The call syntax is displayed if the -h (help) option is entered on the command line.

Top of page

Arguments

ArgumentMeaning
-ooverwrite types and/or tables in the database if they exist
<login timeout>timeout in seconds for login (0 for unlimited)
<query timeout>timeout in seconds for query (0 for unlimited)
<siard file>name of .siard file to be uploaded
<JDBC URL>JDBC URL of the target database
e.g.
for MS Access
jdbc:access:D:\Projekte\SIARD2\JdbcAccess\testfiles\testdb.mdb
for DB/2
jdbc:dbserver.enterag.ch:50000/testdb
for MySQL
jdbc:mysql://dbserver.enterag.ch:3306/testdb
for Oracle
jdbc:oracle:thin:@dbserver.enterag.ch:1521:orcl
for Postgres
jdbc:postgres://dbserver.enterag.ch:5432/testdb
for SQL Server
jdbc:sqlserver://dbserver.enterag.ch\testdb:1433
(in bash shell the latter must be quoted with duplicated backslash:
"jdbc:sqlserver://dbserver.enterag.ch\\testdb:1433")
<database user>database user
<database password>database password
<schema>schema name in SIARD file
<mappedschema>schema name to be used in database

Top of page

Notes

As older databases are not SQL:2008 compliant, a considerable amount of manual configuration effort is unavoidable in preparation for the upload.

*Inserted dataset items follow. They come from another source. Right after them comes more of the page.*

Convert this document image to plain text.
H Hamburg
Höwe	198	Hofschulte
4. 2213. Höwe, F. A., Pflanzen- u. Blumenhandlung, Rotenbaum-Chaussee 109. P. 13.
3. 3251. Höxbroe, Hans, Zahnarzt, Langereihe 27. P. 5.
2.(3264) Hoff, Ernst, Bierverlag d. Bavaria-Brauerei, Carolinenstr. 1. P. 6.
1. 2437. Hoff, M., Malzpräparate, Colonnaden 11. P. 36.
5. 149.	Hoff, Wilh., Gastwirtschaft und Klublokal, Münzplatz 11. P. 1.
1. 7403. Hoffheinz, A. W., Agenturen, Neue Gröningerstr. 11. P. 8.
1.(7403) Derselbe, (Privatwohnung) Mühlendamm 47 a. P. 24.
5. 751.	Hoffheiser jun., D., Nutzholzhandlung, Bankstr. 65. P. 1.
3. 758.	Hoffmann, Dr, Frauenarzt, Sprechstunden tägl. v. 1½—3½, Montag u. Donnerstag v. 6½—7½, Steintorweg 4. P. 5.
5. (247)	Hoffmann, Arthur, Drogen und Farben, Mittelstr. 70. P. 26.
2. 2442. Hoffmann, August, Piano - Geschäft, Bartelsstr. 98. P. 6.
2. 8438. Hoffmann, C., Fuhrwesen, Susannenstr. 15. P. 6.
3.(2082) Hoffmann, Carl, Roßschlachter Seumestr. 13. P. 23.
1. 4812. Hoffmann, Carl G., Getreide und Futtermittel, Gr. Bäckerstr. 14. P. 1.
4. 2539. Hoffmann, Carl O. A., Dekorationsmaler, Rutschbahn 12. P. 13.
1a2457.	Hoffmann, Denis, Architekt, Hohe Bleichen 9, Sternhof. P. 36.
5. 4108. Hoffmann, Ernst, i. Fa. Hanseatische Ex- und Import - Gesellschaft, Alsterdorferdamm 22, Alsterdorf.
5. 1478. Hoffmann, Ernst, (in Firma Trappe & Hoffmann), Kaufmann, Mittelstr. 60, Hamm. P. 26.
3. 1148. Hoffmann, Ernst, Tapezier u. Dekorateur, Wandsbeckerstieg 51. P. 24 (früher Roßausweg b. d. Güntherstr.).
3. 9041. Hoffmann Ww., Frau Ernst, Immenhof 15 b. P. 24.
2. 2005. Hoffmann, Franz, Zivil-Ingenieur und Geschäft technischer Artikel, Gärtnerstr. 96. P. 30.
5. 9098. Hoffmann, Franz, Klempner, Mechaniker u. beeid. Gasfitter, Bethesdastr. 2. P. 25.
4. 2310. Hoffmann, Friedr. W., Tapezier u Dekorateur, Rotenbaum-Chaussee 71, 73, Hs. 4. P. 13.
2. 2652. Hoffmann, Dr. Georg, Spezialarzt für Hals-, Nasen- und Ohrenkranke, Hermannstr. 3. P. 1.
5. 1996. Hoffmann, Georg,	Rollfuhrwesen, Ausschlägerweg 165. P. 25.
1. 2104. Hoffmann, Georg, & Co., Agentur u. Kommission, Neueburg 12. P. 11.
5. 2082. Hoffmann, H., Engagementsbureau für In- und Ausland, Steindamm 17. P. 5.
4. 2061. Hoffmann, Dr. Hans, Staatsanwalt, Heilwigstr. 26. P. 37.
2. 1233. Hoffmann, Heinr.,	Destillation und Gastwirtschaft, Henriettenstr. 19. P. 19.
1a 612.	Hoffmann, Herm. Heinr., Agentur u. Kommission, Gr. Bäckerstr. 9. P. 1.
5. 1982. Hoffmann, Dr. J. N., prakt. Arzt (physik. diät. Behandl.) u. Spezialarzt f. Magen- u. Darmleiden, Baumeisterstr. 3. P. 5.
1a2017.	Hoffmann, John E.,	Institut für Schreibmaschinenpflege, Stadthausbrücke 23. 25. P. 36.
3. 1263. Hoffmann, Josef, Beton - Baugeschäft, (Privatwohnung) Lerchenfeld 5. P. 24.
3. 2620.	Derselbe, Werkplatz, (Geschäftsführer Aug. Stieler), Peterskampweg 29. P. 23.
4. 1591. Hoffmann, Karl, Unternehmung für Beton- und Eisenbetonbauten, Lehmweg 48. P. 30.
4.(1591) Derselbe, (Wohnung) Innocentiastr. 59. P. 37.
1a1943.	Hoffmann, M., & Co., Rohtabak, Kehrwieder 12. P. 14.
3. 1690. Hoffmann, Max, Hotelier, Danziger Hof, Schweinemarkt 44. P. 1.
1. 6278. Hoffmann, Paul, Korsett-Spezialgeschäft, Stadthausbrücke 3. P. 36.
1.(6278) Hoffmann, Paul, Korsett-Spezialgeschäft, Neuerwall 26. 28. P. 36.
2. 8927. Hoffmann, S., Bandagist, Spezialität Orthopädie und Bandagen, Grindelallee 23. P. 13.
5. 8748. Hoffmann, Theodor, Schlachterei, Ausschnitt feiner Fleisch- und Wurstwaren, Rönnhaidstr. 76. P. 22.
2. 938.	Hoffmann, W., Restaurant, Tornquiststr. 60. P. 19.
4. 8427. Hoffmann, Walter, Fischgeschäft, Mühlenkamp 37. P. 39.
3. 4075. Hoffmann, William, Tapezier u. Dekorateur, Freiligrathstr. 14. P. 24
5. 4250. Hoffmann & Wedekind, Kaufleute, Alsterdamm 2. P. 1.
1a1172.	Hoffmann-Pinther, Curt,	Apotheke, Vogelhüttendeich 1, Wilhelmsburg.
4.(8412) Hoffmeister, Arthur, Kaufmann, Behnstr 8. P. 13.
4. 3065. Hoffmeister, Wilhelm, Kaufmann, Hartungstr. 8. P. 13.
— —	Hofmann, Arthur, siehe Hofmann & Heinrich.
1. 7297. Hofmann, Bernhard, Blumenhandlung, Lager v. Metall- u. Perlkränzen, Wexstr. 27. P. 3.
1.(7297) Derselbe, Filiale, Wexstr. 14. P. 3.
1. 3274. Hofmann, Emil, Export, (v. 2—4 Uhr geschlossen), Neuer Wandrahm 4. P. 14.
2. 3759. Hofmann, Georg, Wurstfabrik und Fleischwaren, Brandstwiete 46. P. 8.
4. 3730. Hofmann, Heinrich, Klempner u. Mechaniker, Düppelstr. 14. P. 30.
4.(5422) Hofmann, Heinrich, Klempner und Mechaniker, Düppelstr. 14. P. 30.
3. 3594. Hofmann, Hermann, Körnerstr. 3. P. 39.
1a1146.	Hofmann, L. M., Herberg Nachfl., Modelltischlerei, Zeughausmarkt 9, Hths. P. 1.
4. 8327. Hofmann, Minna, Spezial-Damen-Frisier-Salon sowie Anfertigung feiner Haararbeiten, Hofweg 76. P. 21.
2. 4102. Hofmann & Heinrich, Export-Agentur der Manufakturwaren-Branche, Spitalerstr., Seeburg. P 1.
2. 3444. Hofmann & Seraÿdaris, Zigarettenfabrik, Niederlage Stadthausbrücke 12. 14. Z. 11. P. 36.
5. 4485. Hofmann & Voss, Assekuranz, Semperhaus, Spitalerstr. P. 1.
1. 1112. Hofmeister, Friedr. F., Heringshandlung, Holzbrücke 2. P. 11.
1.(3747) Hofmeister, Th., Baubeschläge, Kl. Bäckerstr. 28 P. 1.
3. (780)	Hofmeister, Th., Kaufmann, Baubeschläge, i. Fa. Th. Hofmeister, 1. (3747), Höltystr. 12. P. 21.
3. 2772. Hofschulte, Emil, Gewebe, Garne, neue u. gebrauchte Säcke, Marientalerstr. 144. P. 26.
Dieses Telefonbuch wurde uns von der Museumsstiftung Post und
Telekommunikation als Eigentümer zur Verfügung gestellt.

There are no Schema objects in MS Access. User and Schema objects are not separate in Oracle. Schemas and databases are not distinct in MySQL. Therefore target schemas must be created before upload. Also the database user must have the right to create tables and types in those schemas. Because this is not always easily possible, SIARD schemas are mapped to database schemas according to the list of schema mappings on the command line.

Uploading only creates tables and types and attempts to enable unique and foreign key constraints. No other database objects are created. If the constraints cannot be enabled a warning is issued but the upload is nevertheless considered to be successful. Even without constraints SQL SELECT queries can be issued against the database.

Furthermore, certain sacrifices are made. In MS Access, all tables end up in the same MDB/ACCDB. In Oracle, all names longer than 30 characters are abbreviated. To avoid collisions, table and column names are extended by a counter. (E.g. "A far too long a table name for Oracle" becomes "A far too long a table name01".)

Where the maximum precision and the maximum number of decimals (for instance MS Access) are smaller than required, the values are uploaded with less precision. SIARD helps as much as is possible in the target database system. Consulting the database meta data via SiardGui allows the correct assignment of designations and values.

The conversion of TIMEs and TIMESTAMPs in the database depends on the local time zone. The UTC time 14:30 in the SIARD file is uploaded in Zurich as the local time 15:30 to the database – in winter. To suppress this conversion one must start SiardToDb with the option

-Duser.timezone=GMT

which tells SIARD to interpret all database times as UTC times.